Unfortunately I have only 230 learn data and around 200 test data. The result is 88% accuracy.
However I'm not sure that this approach will really work because it seems that the black bars have a strong influence on the weights?!

- Now the second approach was to fill the missing pixel with the mean gray pixel value of the original image.
However the learning algorithm does not find a global minimum.

Can anyone give some advise how to preprocess the images?
My idea was to use canny edge filtering getting a black background for all images or histogram equalization ?!?!?

Note: The approach should also work in darkness meaning dark background at night and light background at day.

Re: How to prepare different image sizes for classification?

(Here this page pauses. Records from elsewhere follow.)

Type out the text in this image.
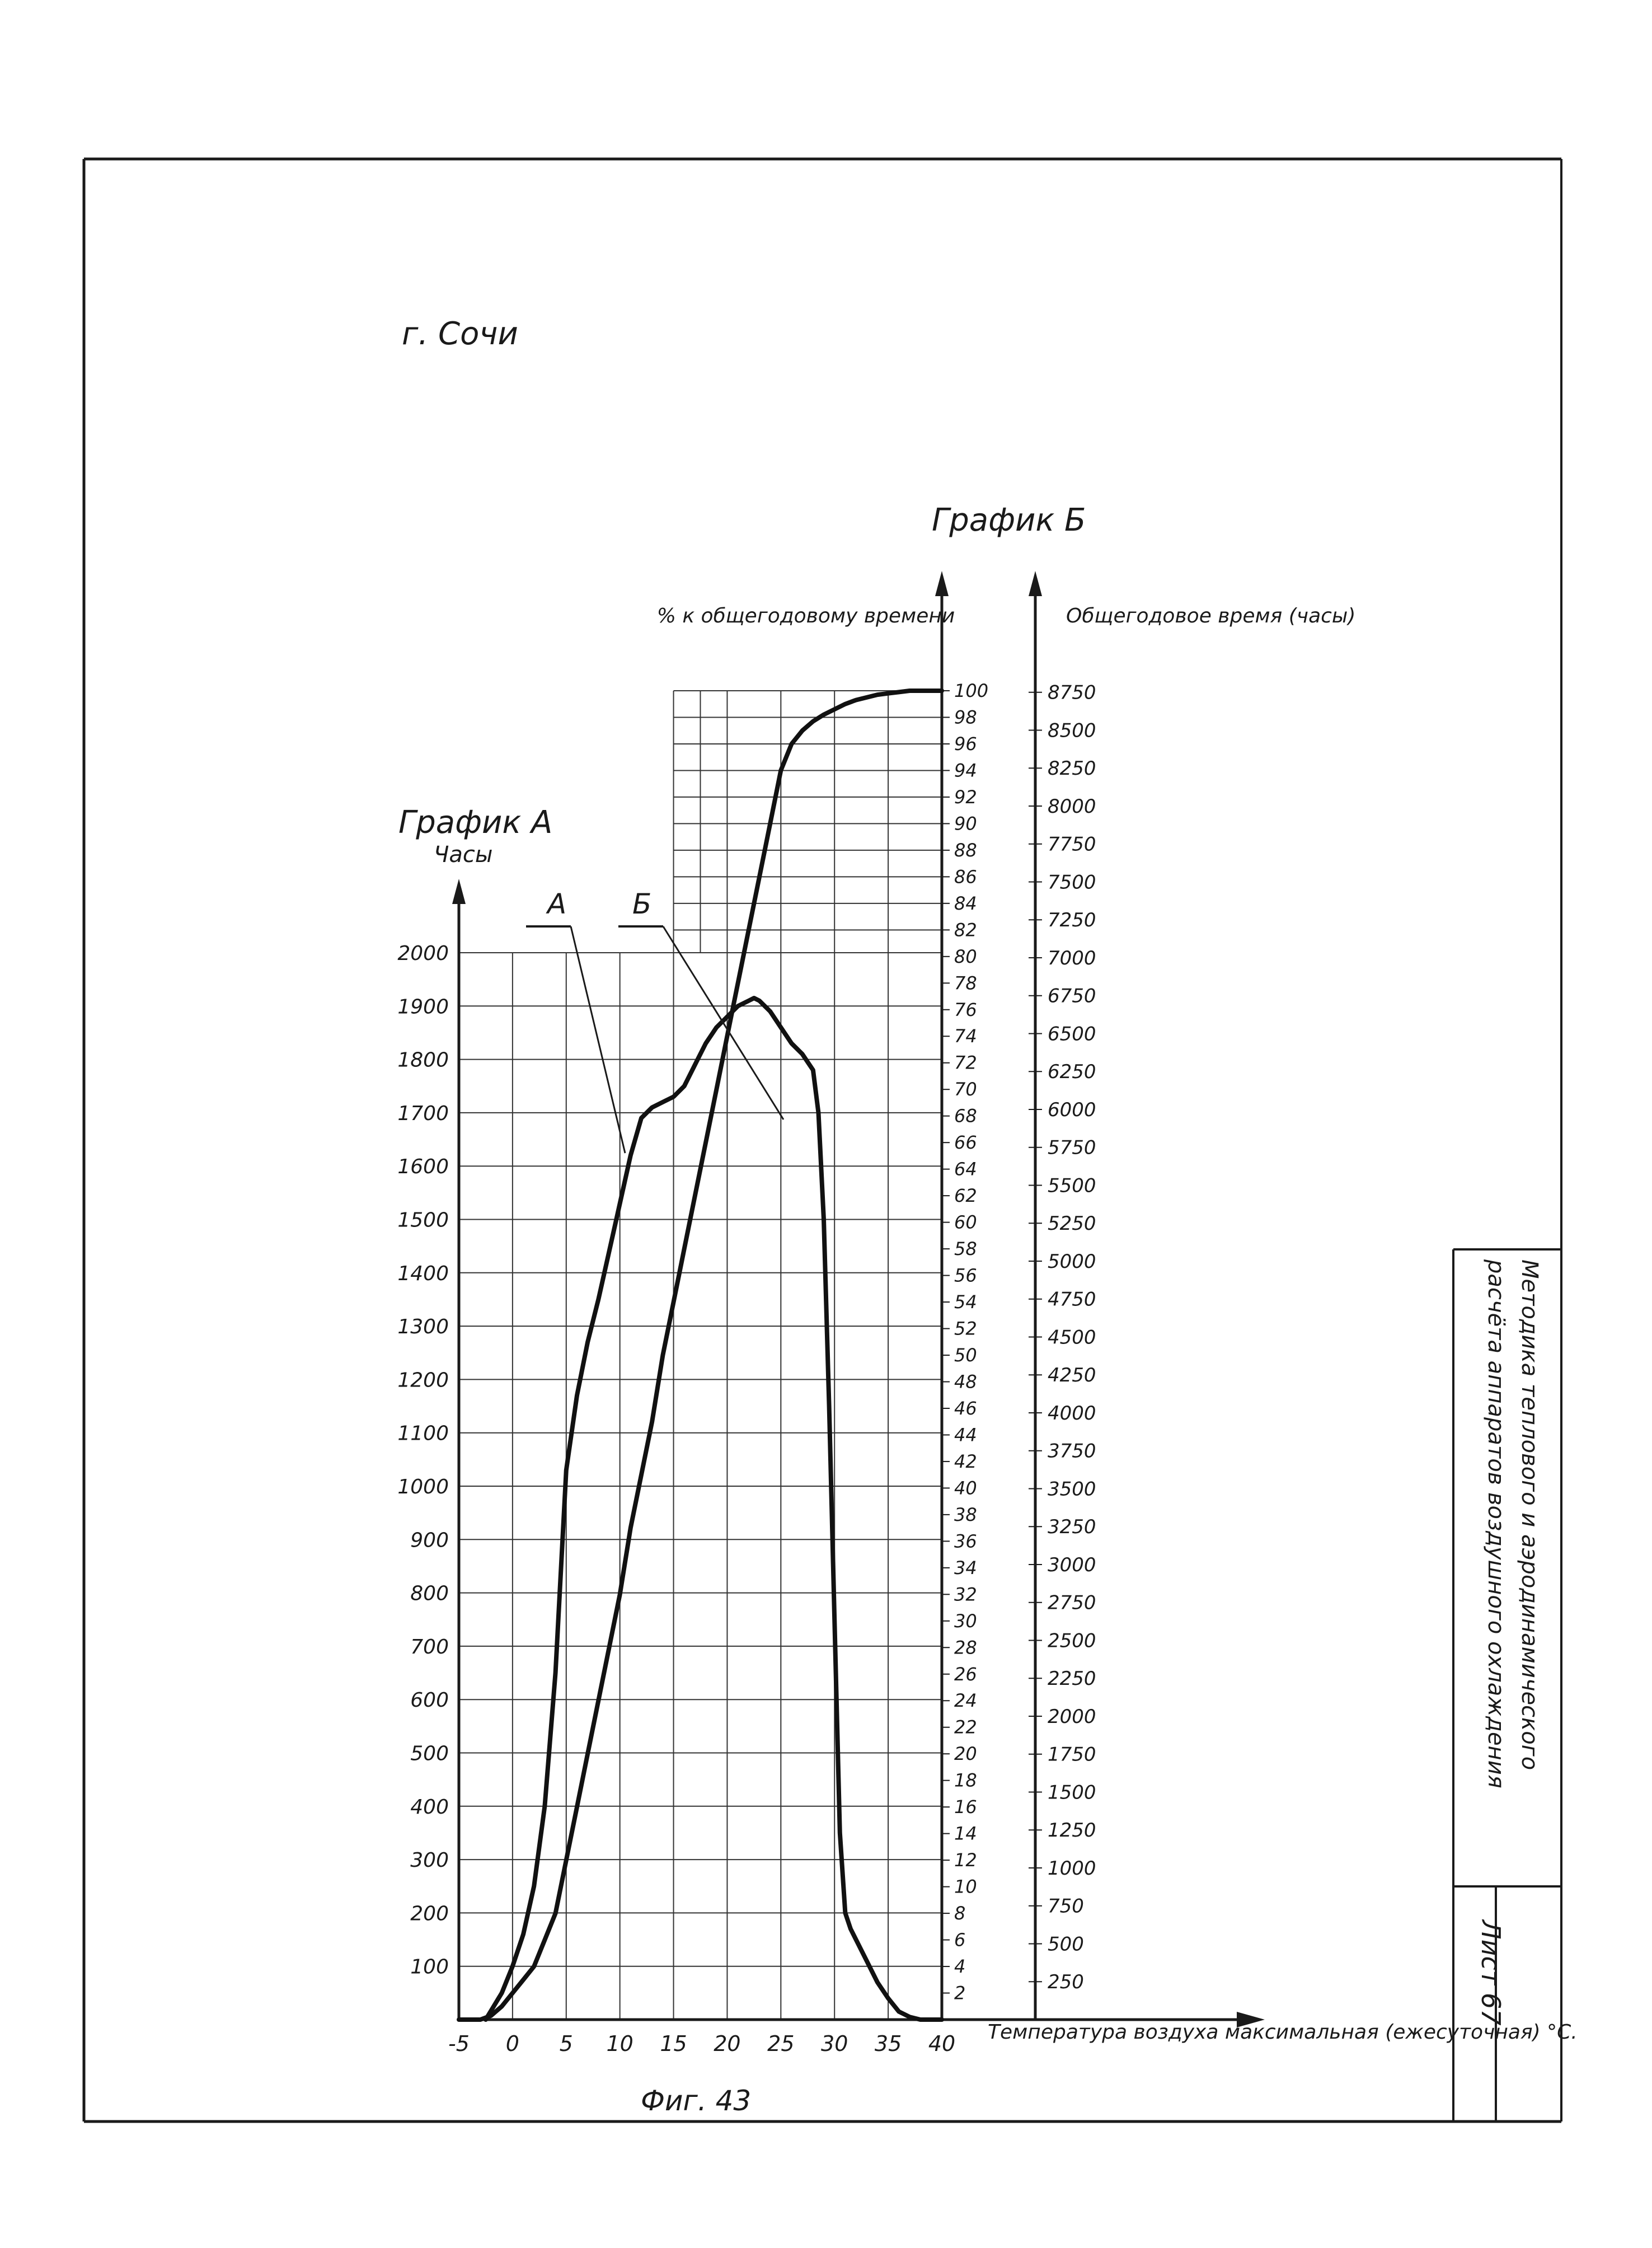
Методика теплового и аэродинамического
расчёта аппаратов воздушного охлаждения
Лист
67
г. Сочи
График Б
График А
Часы
% к общегодовому времени	Общегодовое время (часы)
-5 0 5 10 15 20 25 30 35 40
100
200
300
400
500
600
700
800
900
1000
1100
1200
1300
1400
1500
1600
1700
1800
1900
2000
2
4
6
8
10
12
14
16
18
20
22
24
26
28
30
32
34
36
38
40
42
44
46
48
50
52
54
56
58
60
62
64
66
68
70
72
74
76
78
80
82
84
86
88
90
92
94
96
98
100
250
500
750
1000
1250
1500
1750
2000
2250
2500
2750
3000
3250
3500
3750
4000
4250
4500
4750
5000
5250
5500
5750
6000
6250
6500
6750
7000
7250
7500
7750
8000
8250
8500
8750
А Б
Температура воздуха максимальная (ежесуточная) °С.
Фиг. 43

PostPosted: Wed Feb 27, 2019 6:03 am
by vedika31
(1) Large-batch size
In theory, a larger mini-batch size should help the network converge to a better minimum and therefore better final accuracy. People usually get stuck here because of GPU memory, since the biggest consumer GPUs one can buy only go up to 12GB (for the Titan X) and 16GB on the cloud (for the V100). There are 2 ways we can get around that challenge:
(1) Distributed training: Split up your training over multiple GPUs. on each training step, your batch will be split up across the available GPUs. For example, if you have a batch size of 8 and 8 GPUs, then each GPU will process one image. You’ll then combine all the gradients and outputs at the end. You do take a small hit from the data transfer between GPUs, but still gain a big speed boost from the parallel processing. This functionality is supported right out of the box in many deep learning libraries, including Keras
(2) Changing the batch and image size during training: Part of the reason why many research papers are able to report the use of such large batch sizes is that many standard research datasets have images that aren’t very big. When training networks on ImageNet for example, most state-of-the-art network used crops between 200 and 350; of course they can have large batches with such small image sizes! In practice, due to current camera technology, most of the time we are working with images that are 1080p or at least not too far off from it.
To get around this small bump in the road, you can start off your training with smaller images and larger batch size. Do this by downsampling your training images. You’ll then be able to fit many more of them into one batch. With the large batch size + small images you should be able to already get some decent results. To complete the training of your network, fine tune it with a smaller learning rate and large images with a smaller batch size. This will get the network to re-adapt to the higher resolution and the lower learning rate keeps the network from jumping away from the good minimum found from the large batch. As a result, your network is able to get to a good minimum from the large batch training and works well on your high-resolution images from the fine tuning.